Its amazing how sweet and gentle I was before my wife married me. Then once I won my prize, I transformed back into the Neanderthal I truly am. It has taken a lot of years to realize how precious and special my wife truly is and that I need to be the man she deserves.
Thanks, Seth. This blog was perfect timing. Just had a long conversation with a 19 year old the day prior about the pull between missions and a young man wanting to marry her who had NO interest in missions. This spurred more questions and conversation. Everyone’s comments are helpful, too. Thanks!
It took me awhile but I have finally found one! Great analogy for women of all ages Seth.
Thank you! Well done and much needed.
Your analogy about women being diamonds, needing to find a man who will be the setting to bring out her brilliance and beauty… thats always been one of my favorites!
Love it. Especially the button picture. Great teaching! Thanks for sharing.

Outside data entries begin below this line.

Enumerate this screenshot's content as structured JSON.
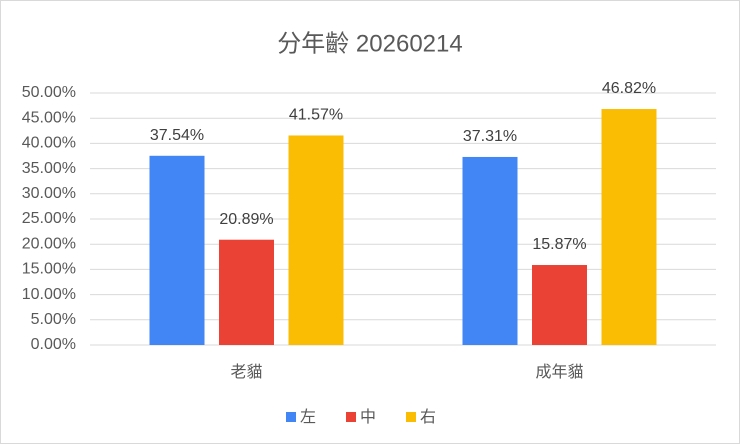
{
  "chart_data": {
    "type": "bar",
    "title": "分年齡 20260214",
    "categories": [
      "老貓",
      "成年貓"
    ],
    "series": [
      {
        "name": "左",
        "color": "#4285f4",
        "values": [
          37.54,
          37.31
        ],
        "value_labels": [
          "37.54%",
          "37.31%"
        ]
      },
      {
        "name": "中",
        "color": "#ea4335",
        "values": [
          20.89,
          15.87
        ],
        "value_labels": [
          "20.89%",
          "15.87%"
        ]
      },
      {
        "name": "右",
        "color": "#fbbc04",
        "values": [
          41.57,
          46.82
        ],
        "value_labels": [
          "41.57%",
          "46.82%"
        ]
      }
    ],
    "ylim": [
      0,
      50
    ],
    "yticks": [
      {
        "value": 0,
        "label": "0.00%"
      },
      {
        "value": 5,
        "label": "5.00%"
      },
      {
        "value": 10,
        "label": "10.00%"
      },
      {
        "value": 15,
        "label": "15.00%"
      },
      {
        "value": 20,
        "label": "20.00%"
      },
      {
        "value": 25,
        "label": "25.00%"
      },
      {
        "value": 30,
        "label": "30.00%"
      },
      {
        "value": 35,
        "label": "35.00%"
      },
      {
        "value": 40,
        "label": "40.00%"
      },
      {
        "value": 45,
        "label": "45.00%"
      },
      {
        "value": 50,
        "label": "50.00%"
      }
    ],
    "grid": true,
    "legend": "bottom"
  }
}
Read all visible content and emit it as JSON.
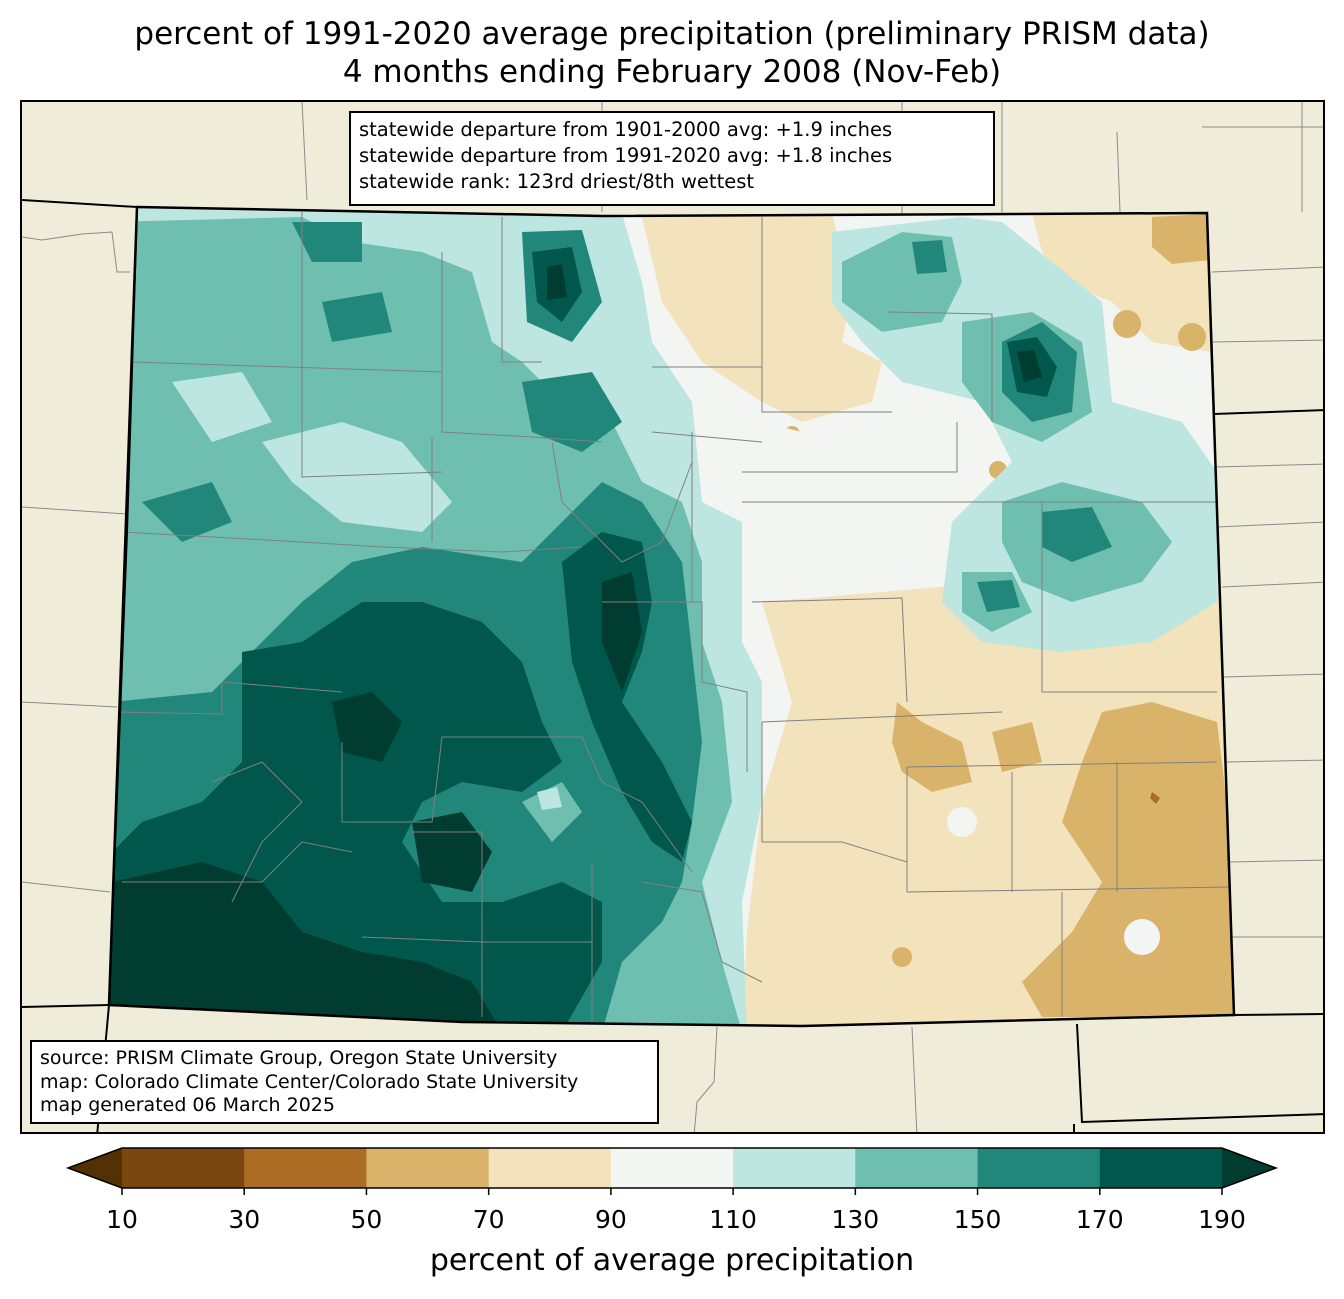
{
  "title": {
    "line1": "percent of 1991-2020 average precipitation (preliminary PRISM data)",
    "line2": "4 months ending February 2008 (Nov-Feb)"
  },
  "stats": {
    "line1": "statewide departure from 1901-2000 avg: +1.9 inches",
    "line2": "statewide departure from 1991-2020 avg: +1.8 inches",
    "line3": "statewide rank: 123rd driest/8th wettest"
  },
  "source": {
    "line1": "source: PRISM Climate Group, Oregon State University",
    "line2": "map: Colorado Climate Center/Colorado State University",
    "line3": "map generated 06 March 2025"
  },
  "colorbar": {
    "label": "percent of average precipitation",
    "ticks": [
      "10",
      "30",
      "50",
      "70",
      "90",
      "110",
      "130",
      "150",
      "170",
      "190"
    ],
    "under_color": "#543005",
    "over_color": "#003c30",
    "bins": [
      {
        "min": 10,
        "max": 30,
        "color": "#7a470f"
      },
      {
        "min": 30,
        "max": 50,
        "color": "#ab6d23"
      },
      {
        "min": 50,
        "max": 70,
        "color": "#dab36b"
      },
      {
        "min": 70,
        "max": 90,
        "color": "#f3e3bc"
      },
      {
        "min": 90,
        "max": 110,
        "color": "#f3f5f3"
      },
      {
        "min": 110,
        "max": 130,
        "color": "#bde6e0"
      },
      {
        "min": 130,
        "max": 150,
        "color": "#6fbfb1"
      },
      {
        "min": 150,
        "max": 170,
        "color": "#22877b"
      },
      {
        "min": 170,
        "max": 190,
        "color": "#01574b"
      }
    ]
  },
  "map": {
    "background_color": "#efedda",
    "state_border_color": "#000000",
    "county_line_color": "#808080"
  }
}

Ha thanks for the good laugh and great teaching! I am one of 4 girls, my 2 older sisters are married but my younger sis & I are in the same boat as your daugters! This was an enjoyable read. I continue to learn and love your blog more and more each week! Your wisdom and insights are so valuable! I appreciate them as well as the manner you present them! Blessings!
~Future World Racer
https://www.sethbarnes.com/post/a-letter-to-my-daughters-friends
The post is written in very a good manner and it entails many useful information for me. I am happy to find your distinguished way of writing the post. Now you make it easy for me to understand and implement the concept. Thank you for the post.
Thanks Seth. As always, an excellent blog.
Brain, thats a great post, and one I am drawing a lot of encouragement from. My wife is a precious and amazing woman of God who deserves so much more than the Neanderthal I obviously am. I pray continually and with all my heart that i get there. She is so worth it. And more.